Orient Electric is setting ambitious growth targets in India’s business to consumer (B2C) lighting market, aiming to scale up its presence over the next two to three years. The company’s key objective is to achieve ₹1,000 crore in revenue from consumer lighting, a milestone that would place it among a very small group of Indian companies that have crossed this level from lighting alone.

The company has already shown strong momentum. In the 2024–25 financial year, Orient Electric’s lighting and switchgear segment recorded 11% YoY growth, reaching revenue of ₹920.73 crore. Alongside this growth, the company’s market share in B2C lighting improved by 200 basis points, rising to 6.2% by the end of the fiscal year. This steady performance has helped Orient Electric climb rapidly in industry rankings.

Over a little more than two years, the company moved from 8th position to 4th place among players in the highly competitive consumer lighting space. This rise reflects better execution, improved product offerings, and a sharper focus on brand positioning in a market dominated by established names.

Despite this progress, Orient Electric continues to trail several major competitors, including Havells India, Signify (Philips), Syska, Wipro, and Bajaj Electricals. These companies have traditionally held larger shares of the B2C lighting market and enjoy strong brand recall. As a result, Orient Electric’s path to the ₹1,000 crore mark will not be without challenges.

Analysts point out that the overall Indian lighting market typically grows in the high single digits to low double digits each year. This means that for Orient Electric to nearly double its B2C lighting revenue within two to three years, it cannot rely solely on industry growth. Instead, the company will need to aggressively gain market share from competitors. Another key challenge is that growth must come from higher-value products, rather than only from selling larger volumes at lower margins.

To address these challenges, Orient Electric is shifting its strategy toward premium and higher-value lighting solutions. The company is focusing on connected and smart lighting products that cater to lifestyle-conscious consumers and modern homes. In addition, it is developing customised lighting solutions for the construction and infrastructure sectors, expanding its relevance beyond traditional household lighting.

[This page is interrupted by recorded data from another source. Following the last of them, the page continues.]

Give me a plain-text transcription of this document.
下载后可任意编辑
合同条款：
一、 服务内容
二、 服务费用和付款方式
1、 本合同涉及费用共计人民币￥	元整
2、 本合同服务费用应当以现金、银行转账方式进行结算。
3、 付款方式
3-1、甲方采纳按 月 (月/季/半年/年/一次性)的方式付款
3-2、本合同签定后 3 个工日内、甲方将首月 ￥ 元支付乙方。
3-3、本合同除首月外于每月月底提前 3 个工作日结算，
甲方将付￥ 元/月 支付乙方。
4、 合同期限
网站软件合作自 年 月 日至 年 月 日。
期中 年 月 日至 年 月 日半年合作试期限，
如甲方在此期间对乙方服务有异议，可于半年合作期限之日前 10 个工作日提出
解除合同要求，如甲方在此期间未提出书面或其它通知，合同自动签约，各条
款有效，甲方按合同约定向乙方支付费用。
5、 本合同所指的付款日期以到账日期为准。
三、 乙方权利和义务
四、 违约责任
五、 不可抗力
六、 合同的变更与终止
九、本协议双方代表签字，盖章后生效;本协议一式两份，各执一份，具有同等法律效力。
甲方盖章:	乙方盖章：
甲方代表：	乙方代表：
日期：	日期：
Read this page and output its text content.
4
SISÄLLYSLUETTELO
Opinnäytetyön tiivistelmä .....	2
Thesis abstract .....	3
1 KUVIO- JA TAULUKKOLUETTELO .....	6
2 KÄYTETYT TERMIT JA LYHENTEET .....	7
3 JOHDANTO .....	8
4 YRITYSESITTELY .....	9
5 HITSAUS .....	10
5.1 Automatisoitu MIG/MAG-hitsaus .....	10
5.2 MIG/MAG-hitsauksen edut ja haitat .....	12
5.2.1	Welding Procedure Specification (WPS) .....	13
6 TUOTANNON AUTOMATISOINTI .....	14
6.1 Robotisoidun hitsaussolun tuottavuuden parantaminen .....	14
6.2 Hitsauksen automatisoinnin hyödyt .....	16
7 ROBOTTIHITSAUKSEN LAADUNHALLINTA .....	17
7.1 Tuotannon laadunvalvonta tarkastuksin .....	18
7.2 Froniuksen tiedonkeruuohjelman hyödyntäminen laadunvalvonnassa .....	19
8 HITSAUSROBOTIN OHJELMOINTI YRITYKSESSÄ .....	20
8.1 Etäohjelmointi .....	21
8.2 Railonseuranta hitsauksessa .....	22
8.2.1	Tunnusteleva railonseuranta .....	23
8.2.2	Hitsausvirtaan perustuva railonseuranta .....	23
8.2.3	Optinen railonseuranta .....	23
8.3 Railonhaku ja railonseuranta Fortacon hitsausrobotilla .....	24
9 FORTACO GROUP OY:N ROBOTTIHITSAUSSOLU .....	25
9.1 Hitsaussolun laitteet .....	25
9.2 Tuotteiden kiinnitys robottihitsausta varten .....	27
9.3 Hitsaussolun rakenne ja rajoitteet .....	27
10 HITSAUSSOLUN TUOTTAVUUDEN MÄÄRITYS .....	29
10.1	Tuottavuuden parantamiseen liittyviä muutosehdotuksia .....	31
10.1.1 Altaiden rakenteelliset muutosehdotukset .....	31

According to Ravindra Singh Negi, Managing Director and CEO of Orient Electric, the company’s near-term priority is to move into the top three players in the B2C lighting market. Once that position is secured, Orient Electric believes it will be well placed to achieve the ₹1,000 crore revenue milestone, firmly establishing itself as a major force in India’s consumer lighting industry.

Overall, Orient Electric’s strategy reflects a clear shift from volume-driven growth to value-led expansion. By focusing on premium offerings, smart lighting, and specialised applications, the company aims to strengthen its competitive position and capture a larger share of India’s evolving consumer lighting market.